ANNAPOLIS – Poker tournaments. Catered cruises. Hollywood parties.
The events, bankrolled by the state, were held to boost business in Maryland. Their effectiveness, however, was never properly documented.
All together, the Department of Business and Economic Development spent $184,000 on marketing events in recent years that were not “adequately evaluated and documented,” said a state audit. Released Wednesday, the report also said the department paid employees with no job duties, bought airline ticket upgrades without required approval and gave tax breaks to firms without verifying their eligibility.
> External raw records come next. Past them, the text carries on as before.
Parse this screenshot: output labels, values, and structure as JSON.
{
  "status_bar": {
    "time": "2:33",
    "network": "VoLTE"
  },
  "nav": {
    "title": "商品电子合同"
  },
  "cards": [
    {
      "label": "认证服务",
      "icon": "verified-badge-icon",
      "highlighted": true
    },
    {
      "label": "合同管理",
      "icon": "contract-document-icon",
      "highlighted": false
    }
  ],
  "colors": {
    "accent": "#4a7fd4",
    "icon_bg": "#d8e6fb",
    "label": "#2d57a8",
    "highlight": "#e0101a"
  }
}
The report from the Office of Legislative Audits gave a peak into the state’s efforts to attract investment and grow local companies. However, as outlined in the report, which covered August 2004 to September 2007, some of these efforts lacked the required documentation and oversight.
For instance, the Maryland Film Office, a unit of the department, spent roughly $122,000 to host four parties at a bowling alley and bar in Hollywood, Calif., to promote the state’s film industry. But the department “did not prepare a written report on the effectiveness of any of the four events,” the audit said.
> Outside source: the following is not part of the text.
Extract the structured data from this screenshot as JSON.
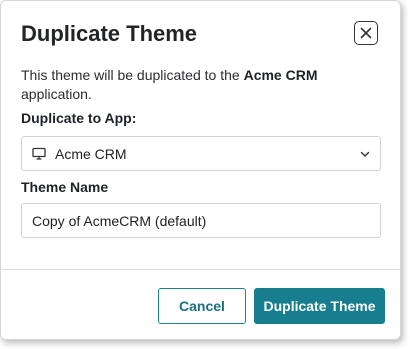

In addition, the department spent roughly $30,000 on a chartered yacht and two catered cruises on the Chesapeake Bay. The events were meant as networking opportunities for state employees and Maryland business people, but only a fraction of those invited actually attended, and “most” attendees were state workers, the audit said.
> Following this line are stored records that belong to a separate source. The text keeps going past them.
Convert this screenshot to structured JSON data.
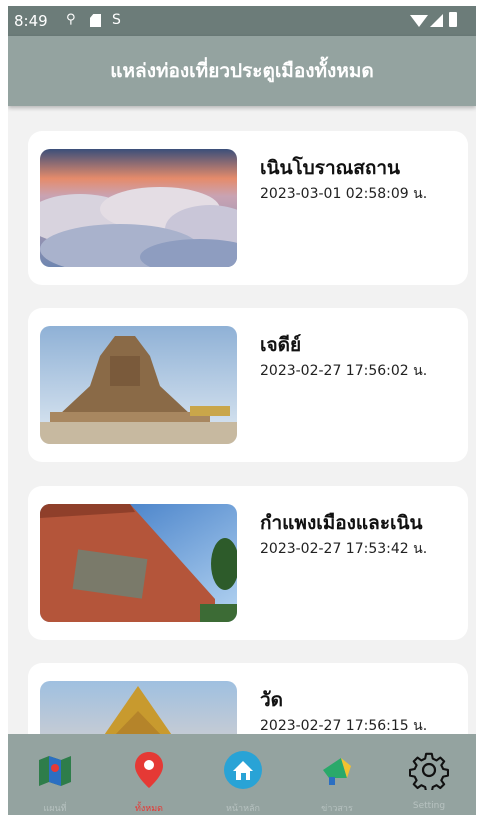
{
  "status_bar": {
    "time": "8:49"
  },
  "app_bar": {
    "title": "แหล่งท่องเที่ยวประตูเมืองทั้งหมด"
  },
  "places": [
    {
      "title": "เนินโบราณสถาน",
      "date": "2023-03-01 02:58:09 น.",
      "image": "clouds-sunset"
    },
    {
      "title": "เจดีย์",
      "date": "2023-02-27 17:56:02 น.",
      "image": "ancient-chedi"
    },
    {
      "title": "กำแพงเมืองและเนิน",
      "date": "2023-02-27 17:53:42 น.",
      "image": "city-wall"
    },
    {
      "title": "วัด",
      "date": "2023-02-27 17:56:15 น.",
      "image": "temple"
    }
  ],
  "bottom_nav": {
    "items": [
      {
        "label": "แผนที่",
        "icon": "map-icon",
        "active": false
      },
      {
        "label": "ทั้งหมด",
        "icon": "location-pin-icon",
        "active": true
      },
      {
        "label": "หน้าหลัก",
        "icon": "home-icon",
        "active": false
      },
      {
        "label": "ข่าวสาร",
        "icon": "megaphone-icon",
        "active": false
      },
      {
        "label": "Setting",
        "icon": "gear-icon",
        "active": false
      }
    ]
  },
  "colors": {
    "status_bar": "#6c7c79",
    "app_bar": "#94a3a0",
    "background": "#f2f2f2",
    "active_nav": "#e53935",
    "home_circle": "#29a3d6"
  }
}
Two poker tournaments held in October 2005 cost the state roughly $32,000 and were also meant as networking opportunities. Only one report was written and it was deemed inadequate.
David Tillman, a department spokesman, said Wednesday that the agency agreed with the “lion’s share” of the audit.
“The agency is looking forward to implementing some additional measures to make sure that when state money is invested to attract and grow companies, that those dollars are well spent,” he said.
The findings were not limited to marketing efforts. According to the report, the department spent nearly $11,000 on office space for an out-of-state contractor, despite knowing the contractor had chosen to work from home.
The agency also spent $13,000 on airline ticket upgrades without departmental approval, and paid roughly $150,000 to a dozen workers who “were not accountable for performing or completing any [department]-related duties.”
In a response enclosed in the audit, the department agreed with most of the report’s recommendations and findings, including the need for better-documented promotional events. But it disputed others. For instance, it disagreed that the department regularly failed to verify the eligibility of companies receiving tax credits.
Still, the agency agreed that in 2006 it incorrectly issued a tax credit for $100,000. Upon learning of this mistake, the department said, it notified “both the applicant and the Comptroller that the credit was issued in error.”